THE All Blacks cut a pretty relaxed picture as they went through their "recovery games" in Westmanstown Golf and Leisure Club yesterday.
A 15-a-side game of soccer was entered into with enthusiastic abandon on one of the artificial pitches and, if you were looking for parallels with their rugby displays, you could witness Dan Carter striking the ball with venomous accuracy, Richie McCaw getting away with persistent offside and Keven Mealamu putting his head to good use.
Their happy shouts were the soundtrack as Wayne Smith addressed the media pitch-side but there was a deadly seriousness to the New Zealand backs coach as he considered the abilities of Brian O'Driscoll, who leads the Irish out in search of a first win over the All Blacks this weekend.
When asked by a New Zealand journalist to assess Ireland's unconvincing November form and whether O'Driscoll was "a fading force" Smith was straight to the point.
"No, I don't think so. If you look at his contact skills, he is just as good as ever, he's got power and agility still," said Smith. "Brian O'Driscoll is probably the best midfielder in the world; they have got a world-class midfield in Gordon D'Arcy and O'Driscoll.
"We had a look at their games. They will be disappointed with Samoa no doubt but they played pretty well against South Africa and could have pinched it. They have got a never-say-die attitude, that's what I like about them, so we expect they will be a lot better than they were against Samoa."
New Zealand flattened Scotland 49-3 on Saturday with a bewildering display of attacking brilliance but Ireland have been struggling to get their back-line moving this month. However, Smith is mindful of the four tries Ireland scored last June when down to 14 men in New Plymouth.
"They haven't been (expansive) in their last two games but if you look at the second half in New Plymouth they were pretty expansive, scored four tries, off-loaded a lot in the tackle and they were hard to handle.
"I think they just have to click. It's a fact of life that you can't always be at your best; our expectation is that they will be a lot better on Saturday," added Smith, who accepted that northern sides can sometimes get psyched out by the sight of the famous black jersey.
"Teams sometimes get carried away when they play the All Blacks, I think that happened with Scotland last week. There was too much talk about us before the game. That's what potential victory against the All Blacks does, they start thinking 'if we win this we're going to be legends', rather than actually doing the business."

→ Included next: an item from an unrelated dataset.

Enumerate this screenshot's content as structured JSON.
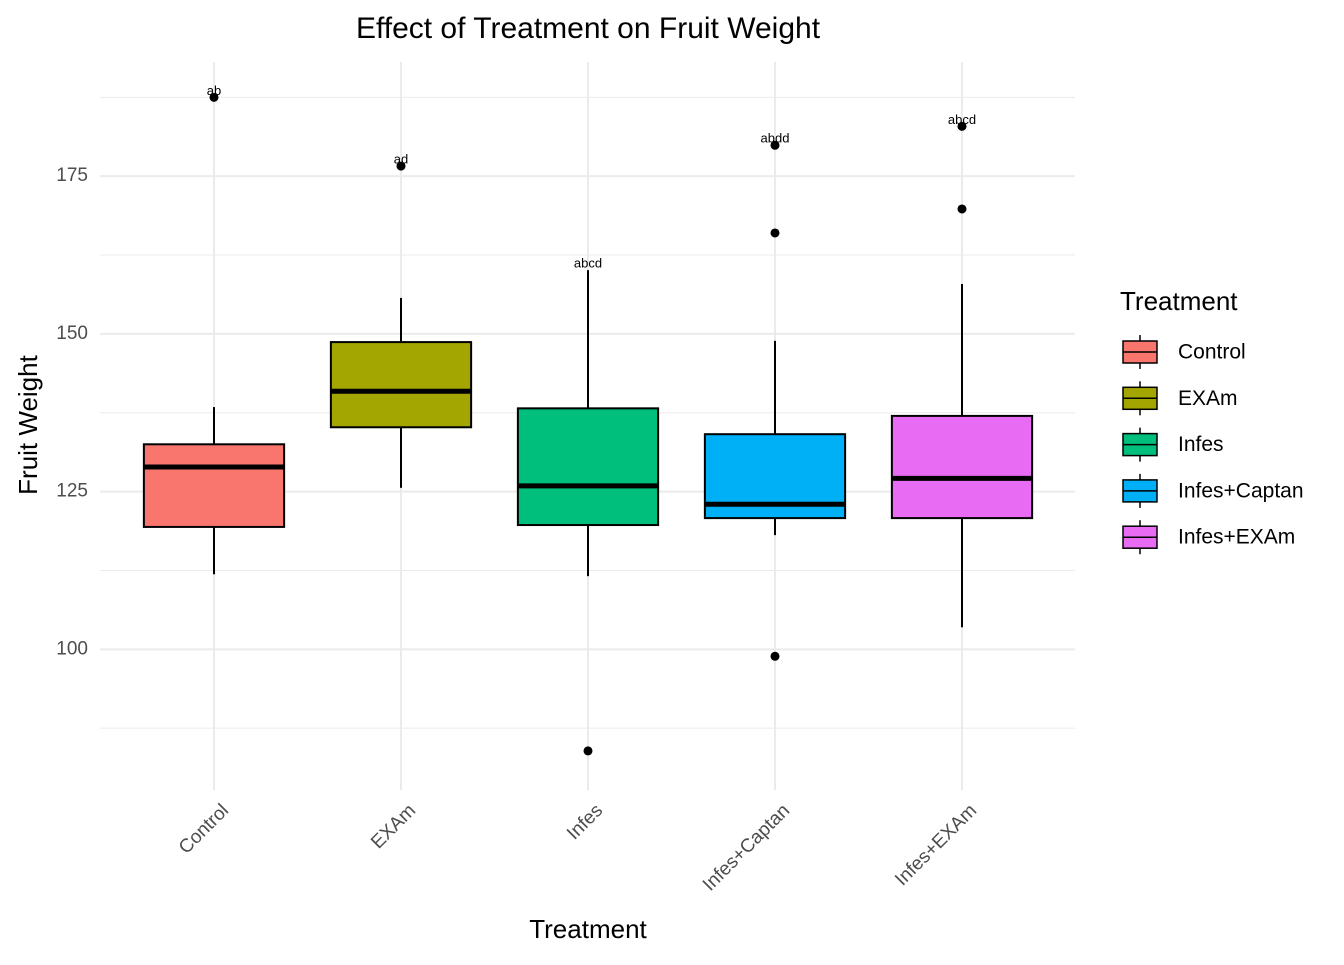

Since his stunning, man-of-the-match display against Scotland, the hype surrounding centre Sonny Bill Williams has increased even further but Smith says the 25-year-old is not affected by all the attention.
"I'm not too sure if he's aware of it (the hype). He's very personable, very humble, he realises Ma'a (Nonu) and Conrad (Smith) are probably the top-ranked midfield in the world and he's keen to learn from them -- so he's got his feet on the ground.
"There are areas of his game he has to work at, but he's aware of that and, at the same time, he understands he has to work on what he's already good at. He made 15 tackles against Scotland, which was a big improvement on the England game and he's worked on his chasing game."
At 6ft 3ins and 17 stone, Williams is unusually large for a centre and Smith says the unorthodox, off-loading skills he picked up in rugby league set him apart from any other union centre.
"He's different to anything we've ever seen, it's not a usual rugby union style," Smith added. "But it's interesting for people and it's good for the team. The boys who are running in the tries are pretty happy about it, learning to understand the way he plays and read his body language.
"He's just so different to any skill-set we've seen before -- that ability to off-load, so consistently -- I haven't seen anyone like him before."